What to look for when purchasing an antique Oriental rug
As part of our series on advice for purchasing an Oriental rug, this post discusses things to look for in the condition of the rug you are looking at.
In today’s market, the criteria for purchase of an Oriental rug for the majority of purchasers is based primarily on color and design. They want the “right rug” to work with their décor. Clients are essentially seeking a more beautiful home.
Antique Oriental rug purchasers may share the same desire for a beautiful home, but they have a somewhat different agenda. There are those who like the feel and aged patina of old or antique home furnishings. Others see Oriental rugs as an art form that can tell you something about the people who produce them and how they live. This of course may be a simplistic view and undoubtedly people have diverse reasons. Nonetheless, with antique rugs, what is being offered for sale requires a much more significant learning curve to make an informed purchase. The amount of time a client may wish to spend on researching and learning is up to them. Some may wish to make an intense study and become a collector. Fortunately, there are many excellent books on antique Oriental Rugs that can inform about the people, places and their traditional designs. Museum exhibitions are also an excellent way to see antique rugs.
Know the condition
Knowing the true condition of an antique rug prior to purchase is critically important to making the right choice. While buyers may have a different levels of knowledge or of what condition they are willing to accept they should really should be familiar with the condition of the piece prior to purchase.

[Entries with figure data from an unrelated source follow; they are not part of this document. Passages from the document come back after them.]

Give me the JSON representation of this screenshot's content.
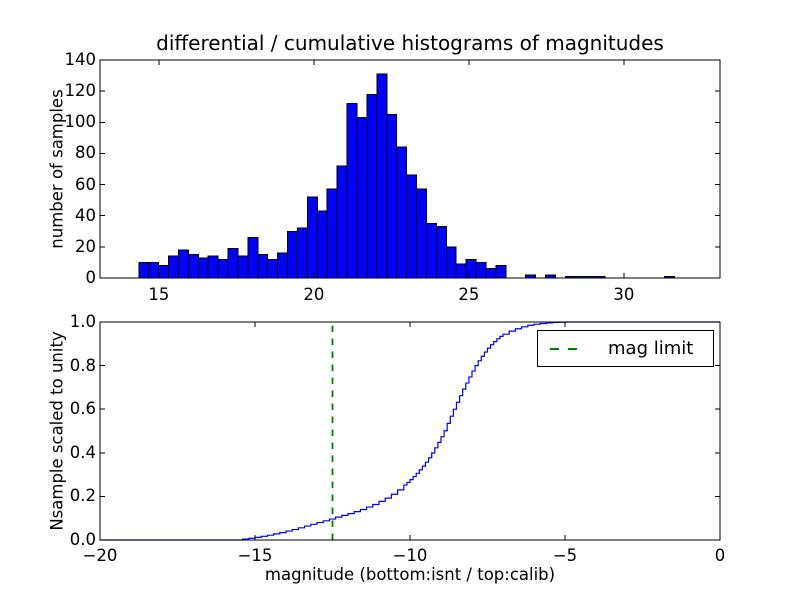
{
  "figure": {
    "background": "#ffffff",
    "text_color": "#000000"
  },
  "chart_data": [
    {
      "id": "top",
      "type": "bar",
      "title": "differential / cumulative histograms of magnitudes",
      "xlabel": "",
      "ylabel": "number of samples",
      "xlim": [
        13.1,
        33.1
      ],
      "ylim": [
        0,
        140
      ],
      "grid": false,
      "xtick_values": [
        15,
        20,
        25,
        30
      ],
      "xtick_labels": [
        "15",
        "20",
        "25",
        "30"
      ],
      "ytick_values": [
        0,
        20,
        40,
        60,
        80,
        100,
        120,
        140
      ],
      "ytick_labels": [
        "0",
        "20",
        "40",
        "60",
        "80",
        "100",
        "120",
        "140"
      ],
      "bar_color": "#0000ff",
      "bar_edge_color": "#000000",
      "bins": {
        "start": 14.35,
        "width": 0.32
      },
      "values": [
        10,
        10,
        8,
        14,
        18,
        15,
        13,
        14,
        12,
        19,
        14,
        26,
        15,
        12,
        16,
        30,
        32,
        52,
        43,
        57,
        72,
        112,
        103,
        118,
        131,
        105,
        84,
        66,
        57,
        35,
        33,
        20,
        9,
        12,
        10,
        6,
        8,
        0,
        0,
        2,
        0,
        2,
        0,
        1,
        1,
        1,
        1,
        0,
        0,
        0,
        0,
        0,
        0,
        1,
        0
      ]
    },
    {
      "id": "bottom",
      "type": "line",
      "line_style": "step",
      "title": "",
      "xlabel": "magnitude (bottom:isnt / top:calib)",
      "ylabel": "Nsample scaled to unity",
      "xlim": [
        -20,
        0
      ],
      "ylim": [
        0.0,
        1.0
      ],
      "grid": false,
      "xtick_values": [
        -20,
        -15,
        -10,
        -5,
        0
      ],
      "xtick_labels": [
        "−20",
        "−15",
        "−10",
        "−5",
        "0"
      ],
      "ytick_values": [
        0.0,
        0.2,
        0.4,
        0.6,
        0.8,
        1.0
      ],
      "ytick_labels": [
        "0.0",
        "0.2",
        "0.4",
        "0.6",
        "0.8",
        "1.0"
      ],
      "line_color": "#0000ff",
      "steps": {
        "x": [
          -15.4,
          -15.2,
          -15.0,
          -14.8,
          -14.6,
          -14.4,
          -14.2,
          -14.0,
          -13.8,
          -13.6,
          -13.4,
          -13.2,
          -13.0,
          -12.8,
          -12.6,
          -12.4,
          -12.2,
          -12.0,
          -11.8,
          -11.6,
          -11.4,
          -11.2,
          -11.0,
          -10.8,
          -10.6,
          -10.4,
          -10.2,
          -10.1,
          -10.0,
          -9.9,
          -9.8,
          -9.7,
          -9.6,
          -9.5,
          -9.4,
          -9.3,
          -9.2,
          -9.1,
          -9.0,
          -8.9,
          -8.8,
          -8.7,
          -8.6,
          -8.5,
          -8.4,
          -8.3,
          -8.2,
          -8.1,
          -8.0,
          -7.9,
          -7.8,
          -7.7,
          -7.6,
          -7.5,
          -7.4,
          -7.3,
          -7.2,
          -7.1,
          -7.0,
          -6.8,
          -6.6,
          -6.4,
          -6.2,
          -6.0,
          -5.8,
          -5.6,
          -5.4,
          -5.2,
          -5.0
        ],
        "y": [
          0.004,
          0.008,
          0.012,
          0.017,
          0.022,
          0.028,
          0.034,
          0.041,
          0.048,
          0.056,
          0.064,
          0.072,
          0.08,
          0.088,
          0.096,
          0.105,
          0.113,
          0.121,
          0.13,
          0.14,
          0.151,
          0.163,
          0.177,
          0.192,
          0.21,
          0.23,
          0.252,
          0.264,
          0.277,
          0.291,
          0.306,
          0.322,
          0.339,
          0.357,
          0.377,
          0.399,
          0.423,
          0.448,
          0.474,
          0.501,
          0.535,
          0.568,
          0.6,
          0.632,
          0.662,
          0.692,
          0.72,
          0.748,
          0.775,
          0.8,
          0.822,
          0.843,
          0.862,
          0.88,
          0.896,
          0.91,
          0.923,
          0.934,
          0.944,
          0.958,
          0.969,
          0.978,
          0.985,
          0.99,
          0.993,
          0.996,
          0.998,
          0.999,
          1.0
        ]
      },
      "vline": {
        "x": -12.5,
        "color": "#008000",
        "style": "dashed",
        "label": "mag limit"
      },
      "legend": {
        "label": "mag limit",
        "position": "upper right"
      }
    }
  ]
}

Understand that condition determines price; examples that are worn or highly repaired command a lesser price, or should. Condition will also indicate what kind of service the rug will give if it is used on the floor. While design and color preferences are subjective, the condition of a rug is forensic based on what physically exists.
Most oriental rug retailers allow their clients to view a rug in their home prior to purchase. A perspective purchaser should use this opportunity to give the proposed rug a complete examination.
This means a very thorough examination of the rug, front and back. It’s best to get down on your hands and knees for a close look with a strong light.
Here is what to look for in the condition of an antique oriental rug.
It is easy to see where the face of the rug is full pile or worn down to the base of the knot. One devious practice that merchants have used is to hide the wear at the bare foundation is to color it with indelible inks or marking pens; so called “touching up.” If you rub these areas with a clean white cloth that has been dampened with water and a small amount of dish washing liquid you will have proof the “touch up” exists. During cleaning these “touched up” areas can wash away and the rug comes back looking much more worn than when it was in the home before. This is a startling and disappointing surprise for the owner.
In the weaving of many Oriental rugs cotton string is laid on the loom the length of the rug. If the weaver runs out he takes a new ball of this string and ties a knot and then continues to string the loom. Those knots are trimmed somewhat and are hidden by the knotted pile. When the pile becomes worn these knots become visible. These “white knots” of course are found in the areas that have thin pile. They are often “touched up” to conceal wear.
The face of a rug manifests moth damage by divots where the moths have eaten the wool. The back of a rug can also be attacked by moths where they eat the wool knots and leave the cotton foundation bare. Sometimes the wool is still visible on the face held in place by the tying of the knot but can easily be pulled out or can come out during vacuuming or cleaning.
REPAIRS OR RESTORATION:
A close examination can often reveal repairs or restoration even to those with little experience.
The first areas to show wear are the ends and edges. The fringe may be worn and there can be rows of knots missing, and some unraveling. The edge damage is easily seen; sometimes the wool that wrapped the edges is worn but the warps are still in good order. Original edges may be broken or missing. Other types of repair to the edges are machine serging or new machine made edges sewn to the body of the rug.
The examination can reveal holes that have been re-woven; worn areas that have been re-knotted or covered with a flat stitch. These restorations can often be detected if the repairs are old as they can be a different color than the original. Although the repair wool had matched well when applied it ages differently.
A CUT DOWN RUG:
A rug may be re-purposed by shortening its’ length or width. The designs may indicate such work on the face by designs that do not match. On the back you may see evidence of the sewing that was used to sew two pieces together. Cutting down a rug surely depreciates its’ value.
COLOR RUNS or BLEEDING:
Various spills can weaken dyes and cause colors to run into one another. Most often detected where a color abuts an ivory area. Color runs detract from the example and can effect value.
STAINS and FADING:
Probably the most common stains are from pets. The ivory in the damaged area takes on a yellow hue. The depth of the reds is diminished. Food spills are another source of staining. Strong light coming through the windows of a room can fade colors. One can easily see the difference in colors in those areas that have been sun damaged.